We also decided to continue a conversation about how to welcome various groups of young Jews who have traditionally felt alienated from the mainstream community. I have found that  this is an issue near and dear to many AVODAhniks hearts, due to the experience of feeling alienated by the established Jewish community in the past on the grounds of patrilinial descent, Israel/Palestine politics, queer identity etc. Yet many of us have been lucky enough to experience Jewish community that, in some way, has affirmed these aspects of ourselves and lives, thanks to AVODAH.

My AVODAH/JOI(N) experiences have taught me that in order for this vision of justice-focused Jewish communities to be lived out, a vision that most attendees of the summit came to flesh out, we all need to work together – young adults, rabbis and members of the mainstream Jewish community.

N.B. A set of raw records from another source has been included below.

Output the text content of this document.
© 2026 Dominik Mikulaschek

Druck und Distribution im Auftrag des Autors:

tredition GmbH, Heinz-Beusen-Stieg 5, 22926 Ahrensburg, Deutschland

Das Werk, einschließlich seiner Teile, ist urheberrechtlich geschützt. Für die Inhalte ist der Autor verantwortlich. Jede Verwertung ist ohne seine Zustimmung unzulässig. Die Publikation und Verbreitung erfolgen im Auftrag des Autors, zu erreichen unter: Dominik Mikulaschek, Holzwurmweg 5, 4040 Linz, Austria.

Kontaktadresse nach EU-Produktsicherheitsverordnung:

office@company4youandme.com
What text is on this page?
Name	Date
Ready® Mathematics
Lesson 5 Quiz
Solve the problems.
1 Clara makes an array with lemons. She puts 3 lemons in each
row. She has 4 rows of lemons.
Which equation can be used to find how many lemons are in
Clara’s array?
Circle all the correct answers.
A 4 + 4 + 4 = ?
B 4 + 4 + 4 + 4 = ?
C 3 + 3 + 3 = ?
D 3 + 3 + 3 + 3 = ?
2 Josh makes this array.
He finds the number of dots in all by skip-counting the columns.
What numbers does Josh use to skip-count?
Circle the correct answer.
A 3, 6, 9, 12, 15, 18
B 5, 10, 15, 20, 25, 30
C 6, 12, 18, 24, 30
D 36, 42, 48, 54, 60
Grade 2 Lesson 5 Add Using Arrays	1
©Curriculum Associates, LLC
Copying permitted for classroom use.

We young adults need the established Jewish community’s resources and built up power. The established Jewish community needs the creative thinking, critical eyes and enthusiastic energy of young Jews. And we young Jews need each other to build power and develop a stronger voice within the mainstream.

And as AVODAH alumni, it seems that we have a crucial role to play within this process. As young Jews committed to justice and connected to larger Jewish institutions, we have the potential to create meaningful bridges between different generations, politics and mentalities; we have the potential to help clarify a new shared language and objective within the community about our own power and the injustices that plague our communities, our cities and our world.

We, and I believe we are one we, make up a diverse community that does not exist within a vacuum, but reflects the evolution of time that forces new faces and new strategies to emerge while remembering and sustaining those of old. We are pulling a millennia old thread and must include the voices of every Jew in thinking about the broader community we are building and the shared language of justice we are trying to insert within it.

Do you think that seemingly disparate Jewish groups can create a shared language of justice and harness collective power? And if so, what role can AVODAH alumni play in this process?

Rachie Lewis participated in AVODAH’s year-long program in New Orleans in 2009-2010. She then spent a year studying Jewish traditional text at Yeshivat Hadar in New York City. She is currently living in Boston, MA, after having participated in the Jewish Organizing Initiative and working as a community organizer for the Massachusetts Senior Action Council.